L’agroécologie est un outil clé des projets de l’alliance. Bien que cette approche intègre des méthodes relativement connues et déjà passablement utilisées comme la diversification des cultures ou l’irrigation par l’eau de pluie, elle propose également une multitude d’autres techniques innovantes englobant des aspects sociaux, économiques et environnementaux.

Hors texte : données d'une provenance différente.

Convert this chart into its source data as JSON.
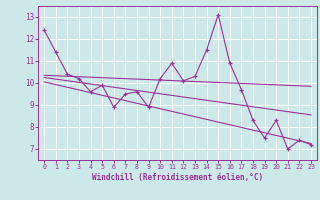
{
  "xlabel": "Windchill (Refroidissement éolien,°C)",
  "bg_color": "#cce8e8",
  "grid_color": "#ffffff",
  "line_color": "#993399",
  "xlim": [
    -0.5,
    23.5
  ],
  "ylim": [
    6.5,
    13.5
  ],
  "yticks": [
    7,
    8,
    9,
    10,
    11,
    12,
    13
  ],
  "xticks": [
    0,
    1,
    2,
    3,
    4,
    5,
    6,
    7,
    8,
    9,
    10,
    11,
    12,
    13,
    14,
    15,
    16,
    17,
    18,
    19,
    20,
    21,
    22,
    23
  ],
  "series_x": [
    0,
    1,
    2,
    3,
    4,
    5,
    6,
    7,
    8,
    9,
    10,
    11,
    12,
    13,
    14,
    15,
    16,
    17,
    18,
    19,
    20,
    21,
    22,
    23
  ],
  "series_y": [
    12.4,
    11.4,
    10.4,
    10.2,
    9.6,
    9.9,
    8.9,
    9.5,
    9.6,
    8.9,
    10.2,
    10.9,
    10.1,
    10.3,
    11.5,
    13.1,
    10.9,
    9.7,
    8.3,
    7.5,
    8.3,
    7.0,
    7.4,
    7.2
  ],
  "regression_lines": [
    {
      "x": [
        0,
        23
      ],
      "y": [
        10.35,
        9.85
      ]
    },
    {
      "x": [
        0,
        23
      ],
      "y": [
        10.25,
        8.55
      ]
    },
    {
      "x": [
        0,
        23
      ],
      "y": [
        10.05,
        7.25
      ]
    }
  ]
}
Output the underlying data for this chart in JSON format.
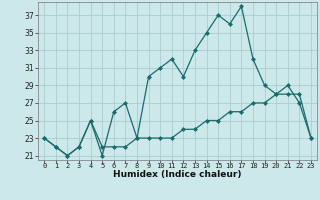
{
  "title": "",
  "xlabel": "Humidex (Indice chaleur)",
  "ylabel": "",
  "bg_color": "#cce8ea",
  "grid_color": "#aacdd0",
  "line_color": "#1a6b6b",
  "x_values": [
    0,
    1,
    2,
    3,
    4,
    5,
    6,
    7,
    8,
    9,
    10,
    11,
    12,
    13,
    14,
    15,
    16,
    17,
    18,
    19,
    20,
    21,
    22,
    23
  ],
  "line1_y": [
    23,
    22,
    21,
    22,
    25,
    21,
    26,
    27,
    23,
    30,
    31,
    32,
    30,
    33,
    35,
    37,
    36,
    38,
    32,
    29,
    28,
    29,
    27,
    23
  ],
  "line2_y": [
    23,
    22,
    21,
    22,
    25,
    22,
    22,
    22,
    23,
    23,
    23,
    23,
    24,
    24,
    25,
    25,
    26,
    26,
    27,
    27,
    28,
    28,
    28,
    23
  ],
  "yticks": [
    21,
    23,
    25,
    27,
    29,
    31,
    33,
    35,
    37
  ],
  "ylim": [
    20.5,
    38.5
  ],
  "xlim": [
    -0.5,
    23.5
  ],
  "xtick_labels": [
    "0",
    "1",
    "2",
    "3",
    "4",
    "5",
    "6",
    "7",
    "8",
    "9",
    "10",
    "11",
    "12",
    "13",
    "14",
    "15",
    "16",
    "17",
    "18",
    "19",
    "20",
    "21",
    "22",
    "23"
  ]
}
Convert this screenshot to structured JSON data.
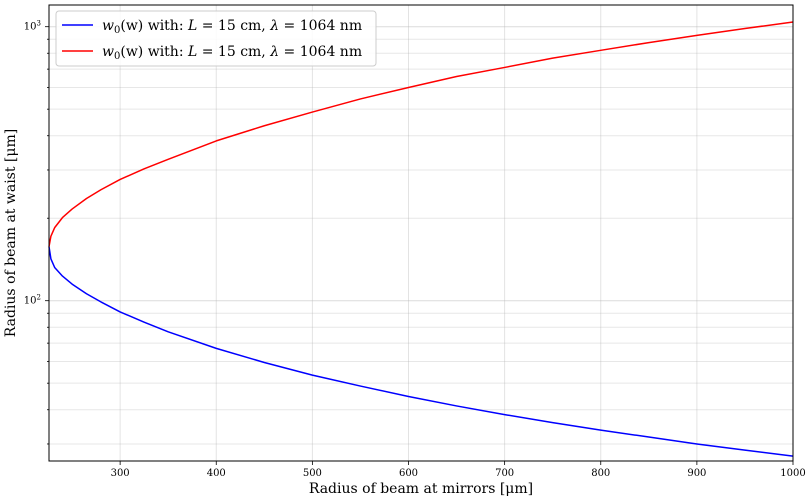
{
  "chart_data": {
    "type": "line",
    "xlabel": "Radius of beam at mirrors [μm]",
    "ylabel": "Radius of beam at waist [μm]",
    "xlim": [
      226,
      1000
    ],
    "ylim": [
      26,
      1200
    ],
    "yscale": "log",
    "grid": true,
    "legend_placement": "top-left",
    "x_ticks": [
      300,
      400,
      500,
      600,
      700,
      800,
      900,
      1000
    ],
    "y_major_ticks": [
      {
        "value": 100,
        "base": "10",
        "exp": "2"
      },
      {
        "value": 1000,
        "base": "10",
        "exp": "3"
      }
    ],
    "series": [
      {
        "name_prefix": "w",
        "name_sub": "0",
        "name_arg": "(w) with: ",
        "name_L": "L",
        "name_mid": " = 15 cm, ",
        "name_lambda": "λ",
        "name_tail": " = 1064 nm",
        "color": "#0000ff",
        "x": [
          226,
          228,
          232,
          240,
          250,
          265,
          280,
          300,
          325,
          350,
          400,
          450,
          500,
          550,
          600,
          650,
          700,
          750,
          800,
          850,
          900,
          950,
          1000
        ],
        "y": [
          157.5,
          142,
          132,
          123,
          115,
          106,
          99,
          91,
          83.5,
          77,
          67,
          59.5,
          53.5,
          48.8,
          44.7,
          41.3,
          38.4,
          35.9,
          33.7,
          31.8,
          30.0,
          28.5,
          27.1
        ]
      },
      {
        "name_prefix": "w",
        "name_sub": "0",
        "name_arg": "(w) with: ",
        "name_L": "L",
        "name_mid": " = 15 cm, ",
        "name_lambda": "λ",
        "name_tail": " = 1064 nm",
        "color": "#ff0000",
        "x": [
          226,
          228,
          232,
          240,
          250,
          265,
          280,
          300,
          325,
          350,
          400,
          450,
          500,
          550,
          600,
          650,
          700,
          750,
          800,
          850,
          900,
          950,
          1000
        ],
        "y": [
          157.5,
          172,
          185,
          201,
          216,
          236,
          254,
          277,
          303,
          328,
          383,
          435,
          488,
          545,
          600,
          658,
          710,
          768,
          820,
          875,
          930,
          985,
          1040
        ]
      }
    ]
  }
}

Les liens des communautés sont renforcés par la mise en commun et la préservation des semences traditionnelles. Un accent est mis sur l’échange de techniques et d’expériences entre paysannes et paysans, à travers des visites de terrain ou des applications digitales. Les femmes, qui représentent souvent la majorité des forces de travail agricole, sont particulièrement soutenues. Elles sont intégrées dans les processus de décisions et formées à participer aux différentes instances locales.
Sur le plan économique, l’agroécologie contribue à l’indépendance et à la sécurité économique des familles paysannes. Elle mise sur des marchés circulaires et solidaires, ainsi que sur des chaînes d’approvisionnement courtes, comme la vente directe à la ferme, les marchés de vente fixes et les prix garantis. Ces approches créent des réseaux dans lesquels les producteur-trice-s et les consommateur-trice-s se connaissent et s’accordent sur des prix équitables.
En outre, bien que l’agroécologie implique plus de main d’œuvre, elle reste cependant moins coûteuse car les paysan-ne-s font des économies sur les pesticides, l’engrais, les semences ou leur santé. En effet, les pesticides provoquent chaque année 385 millions d’intoxications et jusqu’à 10’000 décès parmi la main-d’œuvre agricole. Diminuer leur utilisation est un double gain.